Comparison of Variator Technologies for Variable Rotor Speed Drivetrains for Rotorcraft

摘要

The investigation presented in this paper is part of the international research project VARI-SPEED, which aims to invent a mass optimized speed variable drivetrain comprising a main gearbox with variable transmission ratio and a rotor suitable for rotor speed variation. A mass estimation model for the Sikorsky UH-60A drivetrain including a compound split was set up. Hydraulic, electric and mechanic variator technologies were investigated regarding their mass, torque and RPM properties. An optimization model was set up to find: 1.) The best variator technology for the mass optimized drivetrain. 2.) The best drivetrain for the mass optimized variator technology and 3.) The mass minimum if variator and drivetrain are considered both in the optimization loop. The research is performed to find out the influence of the variator technology on the mass and the design of the speed variable drivetrain. Furthermore, it is investigated, whether there is a preferable variator technology for rotor speed variation in rotorcraft. The investigation showed that the variator module has a significant influence on the optimal solution and that an individual optimization strategy is necessary for different drivetrain architectures as well as for different variator technologies. The electric variator technology seems to have the highest potential to enable an efficient variable rotor speed technology. At the moment the design is too heavy to gain benefits in efficiency. The mass estimation and optimization of the whole drivetrain including the variator is the basis to enable an assessment of usability of the variable rotor speed technology.
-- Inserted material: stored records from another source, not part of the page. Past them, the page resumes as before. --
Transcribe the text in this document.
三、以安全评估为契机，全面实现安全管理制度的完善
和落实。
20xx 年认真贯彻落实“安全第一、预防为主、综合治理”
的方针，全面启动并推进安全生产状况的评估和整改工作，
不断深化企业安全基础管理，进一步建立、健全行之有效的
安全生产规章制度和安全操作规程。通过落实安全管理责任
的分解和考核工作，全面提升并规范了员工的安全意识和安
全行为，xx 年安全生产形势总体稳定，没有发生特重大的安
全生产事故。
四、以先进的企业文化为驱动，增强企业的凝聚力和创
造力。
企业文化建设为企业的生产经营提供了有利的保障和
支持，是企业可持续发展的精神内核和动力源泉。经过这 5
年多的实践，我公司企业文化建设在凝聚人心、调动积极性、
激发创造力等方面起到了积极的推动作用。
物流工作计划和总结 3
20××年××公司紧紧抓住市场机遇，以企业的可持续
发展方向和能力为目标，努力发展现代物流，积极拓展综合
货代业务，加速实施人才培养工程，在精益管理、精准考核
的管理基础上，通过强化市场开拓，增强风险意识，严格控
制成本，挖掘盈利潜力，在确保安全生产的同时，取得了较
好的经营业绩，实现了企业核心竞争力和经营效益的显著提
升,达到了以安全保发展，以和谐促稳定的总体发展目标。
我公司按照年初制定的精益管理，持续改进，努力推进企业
Variation of the rotor speed within the drivetrain enables the turboshaft engine, the rotor and the auxiliary units each to operate at their optimal speeds. Rotor speed variation can overcome the divergent requirements between hover and fast forward flight, which is important for future rotorcraft like inventions in Future Vertical Lift (FVL) in the USA and CleanSky in Europe. Furthermore, it increases the efficiency, decreases fuel consumption and CO_2 - emission and reduces noise and environmental impact of rotorcraft.